Is lfs_config.block_cycles the endurance of the device?

AdvelC commented 2 years ago

1) "_block_cycles is the number of erase cycles before littlefs evicts metadata logs as a part of wear leveling. Suggested values are in the range of 100-1000, or set blockcycles to -1 to disable block-level wear-leveling.".

Is block_cycles the same as the endurance of a NVM device? The online simulation seems to show an area being no longer used when block_cycles is reached. A serial NOR flash device may have an endurance of 100k program/erase cycles, so I wondered why littlefs comment suggests a range of 100 to 1000. If it is not the endurance of a block, how does littlefs know when a block on the device, or an area in a block is worn (there is no other related item in lfs_config)? The erase & program times of an area on a device tend to go up as an area becomes more worn.
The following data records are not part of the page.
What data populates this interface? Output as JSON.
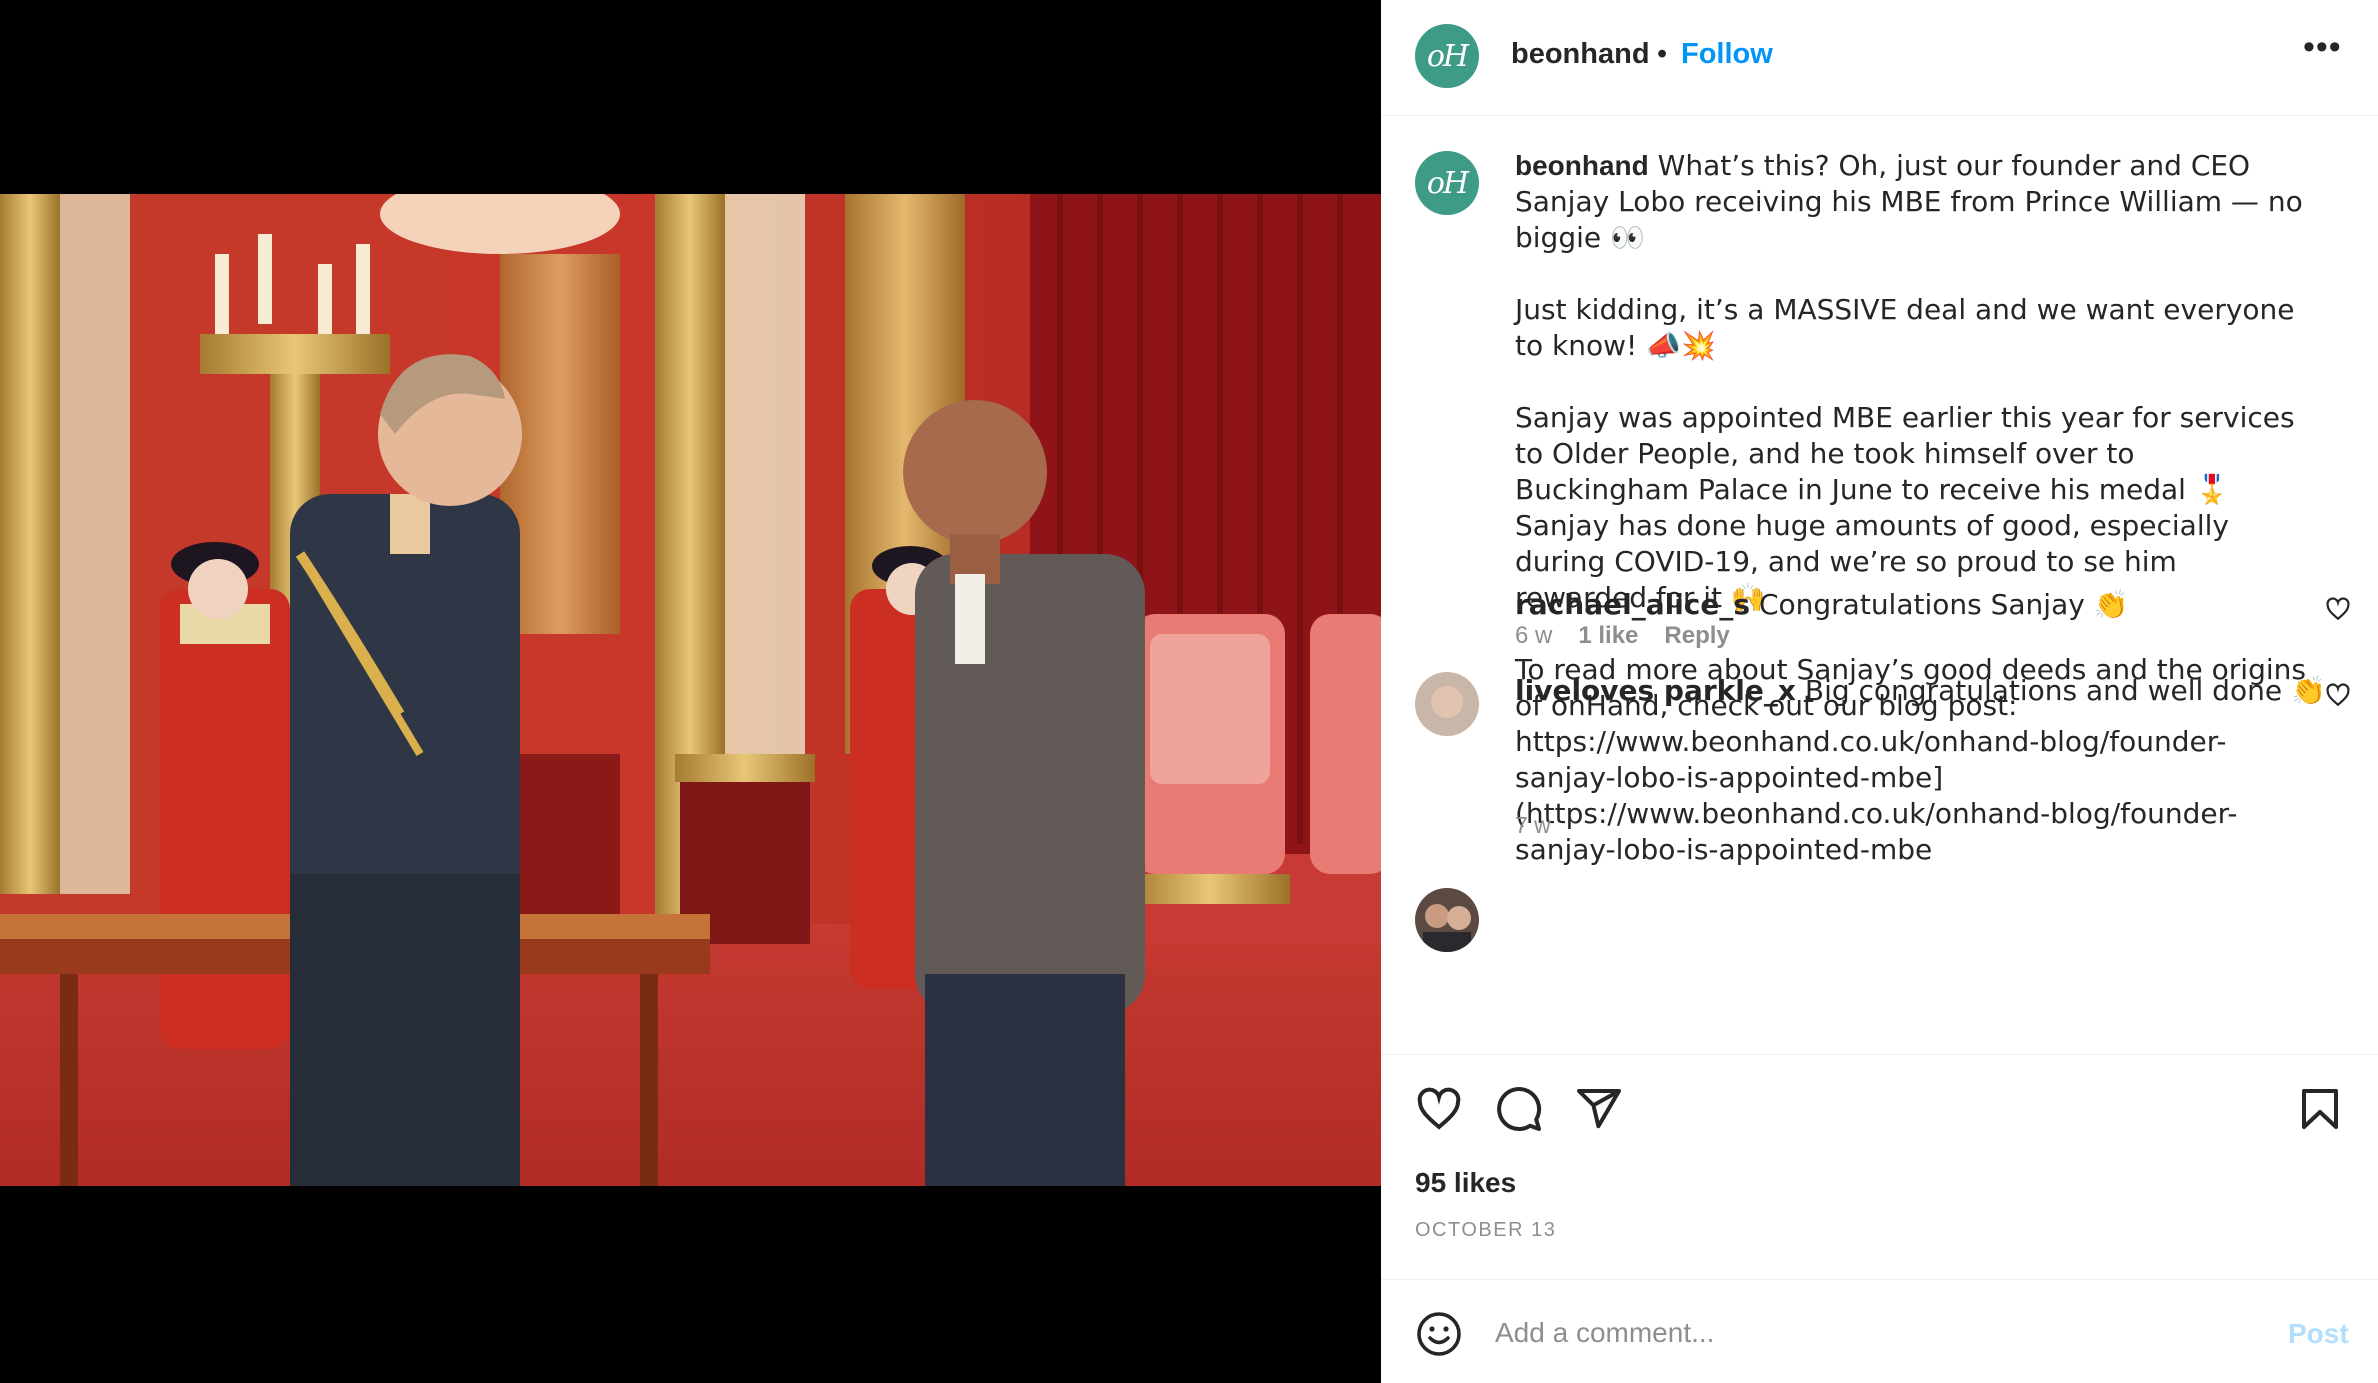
{
  "colors": {
    "accent": "#0095f6",
    "avatar_bg": "#3e9b86",
    "muted": "#8e8e8e",
    "post_disabled": "#b2dffc"
  },
  "post": {
    "image_alt": "Prince William presenting an MBE to Sanjay Lobo at Buckingham Palace"
  },
  "header": {
    "avatar_text": "oH",
    "username": "beonhand",
    "separator": "•",
    "follow_label": "Follow",
    "more_icon": "more-horizontal-icon"
  },
  "caption": {
    "avatar_text": "oH",
    "username": "beonhand",
    "text": " What’s this? Oh, just our founder and CEO Sanjay Lobo receiving his MBE from Prince William — no biggie 👀\n\nJust kidding, it’s a MASSIVE deal and we want everyone to know! 📣💥\n\nSanjay was appointed MBE earlier this year for services to Older People, and he took himself over to Buckingham Palace in June to receive his medal 🎖️ Sanjay has done huge amounts of good, especially during COVID-19, and we’re so proud to se him rewarded for it 🙌\n\nTo read more about Sanjay’s good deeds and the origins of onHand, check out our blog post: https://www.beonhand.co.uk/onhand-blog/founder-sanjay-lobo-is-appointed-mbe] (https://www.beonhand.co.uk/onhand-blog/founder-sanjay-lobo-is-appointed-mbe",
    "time": "7 w"
  },
  "comments": [
    {
      "username": "rachael_alice_s",
      "text": " Congratulations Sanjay 👏",
      "time": "6 w",
      "likes": "1 like",
      "reply": "Reply"
    },
    {
      "username": "liveloves parkle_x",
      "text": " Big congratulations and well done 👏",
      "time": "",
      "likes": "",
      "reply": ""
    }
  ],
  "actions": {
    "like_icon": "heart-icon",
    "comment_icon": "comment-icon",
    "share_icon": "paper-plane-icon",
    "save_icon": "bookmark-icon",
    "likes": "95 likes",
    "date": "OCTOBER 13"
  },
  "add_comment": {
    "placeholder": "Add a comment...",
    "post_label": "Post",
    "emoji_icon": "smiley-icon"
  }
}
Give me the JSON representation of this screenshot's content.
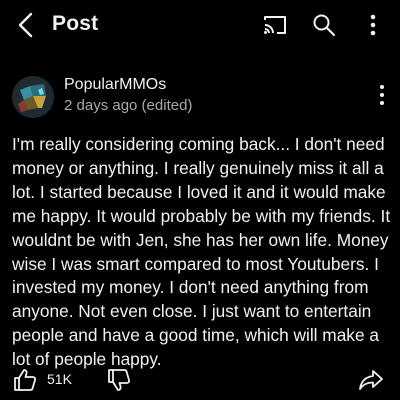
{
  "header": {
    "title": "Post",
    "icons": [
      "back-arrow-icon",
      "cast-icon",
      "search-icon",
      "more-vertical-icon"
    ]
  },
  "post": {
    "author": "PopularMMOs",
    "timestamp": "2 days ago (edited)",
    "body": "I'm really considering coming back... I don't need money or anything. I really genuinely miss it all a lot. I started because I loved it and it would make me happy. It would probably be with my friends. It wouldnt be with Jen, she has her own life. Money wise I was smart compared to most Youtubers. I invested my money. I don't need anything from anyone. Not even close. I just want to entertain people and have a good time, which will make a lot of people happy.",
    "like_count": "51K"
  },
  "colors": {
    "background": "#000000",
    "primary_text": "#f1f1f1",
    "secondary_text": "#aaaaaa"
  }
}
If we design the erase and write interface functions to return an error indicating that the operation failed due to the NVM manufacturer's maximum operation times being exceeded, can LFS use that to tag a block as being worn?

2) Is it possible to steer a logical file into a physical area of the device, such as allocating a 3KB file to reside in a single physical 4KB block on a device rather than it spanning more than 1 physical block or being fragmented across multiple blocks?

3) Is there an active user forum that discusses LFS other than the ticket system on github?

Thanks.

thrasher8390 commented 2 years ago

I'm not aware of any other forum, sadly.

I'm just a user of LFS and my recollection is that LFS uses the read verification to start marking blocks as corrupted. It doesn't store this information in flash so it would need to relearn after each power cycle. To my knowledge, LFS doesn't use any static information for block wear it is all dynamic.

geky commented 2 years ago

The online simulation seems to show an area being no longer used when block_cycles is reached.

Ah, that simulation is unfortunately quite out of date. It's still using v1, which relied on bad-block reporting, but didn't provide true dynamic wear-leveling. v2 now has dynamic wear-leveling (which introduced the block_cycles configuration option.)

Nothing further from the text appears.